U.S. Accuses Puerto Rico Police of Widespread Violations


Puerto Rico's Police Department is critically “broken,” and officers routinely violate constitutional rights while discriminating against Dominicans, beating innocent people, and failing to investigate sex crimes, says the U.S. Department of Justice after a three-year investigation, reports the Miami Herald. The probe found police officers systematically used excessive force, arrested people without cause, and conducted illegal searches, said Assistant Attorney General Thomas Perez. A scathing Justice Department report calls for wholesale reform in a department where untrained and unsupervised patrol officers run roughshod over the U.S. Constitution and politically connected unqualified peers get promoted.

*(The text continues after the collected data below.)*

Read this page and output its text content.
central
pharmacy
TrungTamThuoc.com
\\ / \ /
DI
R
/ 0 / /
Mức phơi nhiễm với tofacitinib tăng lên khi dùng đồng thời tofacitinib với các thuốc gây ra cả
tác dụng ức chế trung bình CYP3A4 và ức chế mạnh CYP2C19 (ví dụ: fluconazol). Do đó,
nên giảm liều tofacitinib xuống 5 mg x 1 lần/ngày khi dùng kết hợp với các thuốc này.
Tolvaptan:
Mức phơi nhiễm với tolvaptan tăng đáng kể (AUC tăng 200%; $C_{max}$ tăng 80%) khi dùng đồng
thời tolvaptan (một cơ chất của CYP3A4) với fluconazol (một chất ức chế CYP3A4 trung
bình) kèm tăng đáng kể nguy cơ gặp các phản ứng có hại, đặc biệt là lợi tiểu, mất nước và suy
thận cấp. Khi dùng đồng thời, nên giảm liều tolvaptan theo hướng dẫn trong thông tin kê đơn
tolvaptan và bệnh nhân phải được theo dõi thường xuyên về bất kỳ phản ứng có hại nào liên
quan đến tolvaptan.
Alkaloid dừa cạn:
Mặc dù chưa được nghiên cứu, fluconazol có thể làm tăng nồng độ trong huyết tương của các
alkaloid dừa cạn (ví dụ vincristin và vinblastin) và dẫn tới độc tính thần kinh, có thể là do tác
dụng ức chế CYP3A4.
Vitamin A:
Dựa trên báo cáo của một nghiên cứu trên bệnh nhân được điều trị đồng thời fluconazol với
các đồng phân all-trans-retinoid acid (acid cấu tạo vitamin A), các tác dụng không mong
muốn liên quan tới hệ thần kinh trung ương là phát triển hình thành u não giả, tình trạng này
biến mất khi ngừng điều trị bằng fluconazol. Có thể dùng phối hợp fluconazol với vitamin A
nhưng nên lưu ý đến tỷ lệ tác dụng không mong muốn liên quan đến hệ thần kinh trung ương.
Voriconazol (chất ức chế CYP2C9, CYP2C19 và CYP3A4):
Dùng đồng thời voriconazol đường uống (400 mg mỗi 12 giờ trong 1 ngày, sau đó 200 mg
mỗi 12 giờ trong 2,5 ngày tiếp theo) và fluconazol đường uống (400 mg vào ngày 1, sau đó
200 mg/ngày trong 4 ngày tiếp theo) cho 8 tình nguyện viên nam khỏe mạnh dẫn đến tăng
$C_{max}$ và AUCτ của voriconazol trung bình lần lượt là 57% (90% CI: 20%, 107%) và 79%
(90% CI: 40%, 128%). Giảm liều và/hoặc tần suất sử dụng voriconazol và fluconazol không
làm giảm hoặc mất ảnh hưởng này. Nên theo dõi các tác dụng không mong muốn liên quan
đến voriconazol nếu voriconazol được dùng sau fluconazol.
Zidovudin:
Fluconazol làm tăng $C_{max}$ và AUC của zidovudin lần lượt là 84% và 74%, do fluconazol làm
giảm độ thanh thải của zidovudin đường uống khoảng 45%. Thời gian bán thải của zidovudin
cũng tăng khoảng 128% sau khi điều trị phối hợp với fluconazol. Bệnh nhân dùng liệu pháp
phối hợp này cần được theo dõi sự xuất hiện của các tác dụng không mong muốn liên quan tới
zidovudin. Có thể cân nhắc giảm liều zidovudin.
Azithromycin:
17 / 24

Perez compared the pervasive police abuses and corruption to New Orleans and Los Angeles in years past. “This is one of the worst departments I've seen,” Perez told the Herald. “Puerto Rico has just about every problem in the book and many problems that didn't make it into the book.” Among them: police regularly failed to follow up on domestic violence complaints, and 1,500 domestic violence reports were filed against cops from 2005 to 2010. From January 2005 to November 2010, 1,709 police officers were arrested for crimes ranging from theft to rape and murder. kAs the murder rate soared past 700, the number of rapes logged on the entire island was just 38. “That's simply not credible,” Perez said. Police Superintendent Emilio Diaz said, “I dare say no agent of the police violated anyone’s civil rights.”